PITTSBURGH (KDKA/AP) – Crews removed the statue of Stephen Foster in Schenley Park Thursday morning.
It didn’t take long for Public Works crews to take down the 117-year-old bronze statue. The statue was unveiled in 1900 in Highland Park. In 1940, it was moved to its current location.
“The statue was built in 1900 and it was moved here in 1940. Since then, it hasn’t been touched,” City of Pittsburgh Communications Director Timothy McNulty said.
Last year, the Pittsburgh Art Commission voted to recommend removing the statue.
“The city’s Art Commission ruled in October that it was no longer appropriate for this publicly-owned statue to be on this public land and we’re going to have to find a new place for it,” McNulty said.
Crews worked quickly and carefully to remove the statue, which will be kept in a storage facility.
“We estimated that it’s probably around 800 pounds, just the statue,” Pittsburgh Active Supervisor of Construction Tom Samstag said. “I have the backhoe to lift the statue and then I have a high lift here to get the heavier stone pieces out of here.”

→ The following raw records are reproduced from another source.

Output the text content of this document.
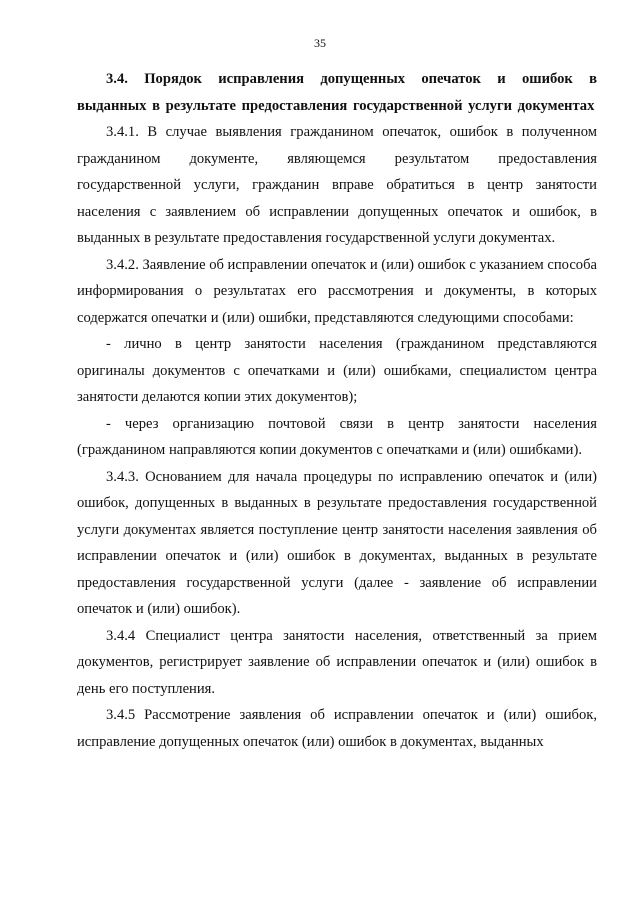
35

3.4. Порядок исправления допущенных опечаток и ошибок в выданных в результате предоставления государственной услуги документах

3.4.1. В случае выявления гражданином опечаток, ошибок в полученном гражданином документе, являющемся результатом предоставления государственной услуги, гражданин вправе обратиться в центр занятости населения с заявлением об исправлении допущенных опечаток и ошибок, в выданных в результате предоставления государственной услуги документах.

3.4.2. Заявление об исправлении опечаток и (или) ошибок с указанием способа информирования о результатах его рассмотрения и документы, в которых содержатся опечатки и (или) ошибки, представляются следующими способами:

- лично в центр занятости населения (гражданином представляются оригиналы документов с опечатками и (или) ошибками, специалистом центра занятости делаются копии этих документов);

- через организацию почтовой связи в центр занятости населения (гражданином направляются копии документов с опечатками и (или) ошибками).

3.4.3. Основанием для начала процедуры по исправлению опечаток и (или) ошибок, допущенных в выданных в результате предоставления государственной услуги документах является поступление центр занятости населения заявления об исправлении опечаток и (или) ошибок в документах, выданных в результате предоставления государственной услуги (далее - заявление об исправлении опечаток и (или) ошибок).

3.4.4 Специалист центра занятости населения, ответственный за прием документов, регистрирует заявление об исправлении опечаток и (или) ошибок в день его поступления.

3.4.5 Рассмотрение заявления об исправлении опечаток и (или) ошибок, исправление допущенных опечаток (или) ошибок в документах, выданных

The statue of the “Oh! Susanna” songwriter that has been criticized as demeaning because it includes a slave sitting at his feet, plucking a banjo.
Critics say the statue is offensive, but others say it merely shows that Foster was inspired by black spirituals and other music.
As for what will replace it, there are thoughts to erect a statue of an African-American woman.
“We have a task force that’s been looking at public art throughout the city and they found there are no statues of African-American women in the entire city. So, we’re going to figure out a way to do that, and hopefully this will be the place where such a statue will be,” McNulty said.
Posters of potential replacements surrounded the Foster statue. They feature prominent African-American women who lived in Pittsburgh, like Madam C.J. Walker, one of the first black female millionaires, Gwendolyn Elliot, the city’s first African-American police commander and Dr. Jean Hamilton Walls, the first African-American woman to earn a bachelor’s degree and a PhD from Pitt.
The city will listen to public comments before making a decision.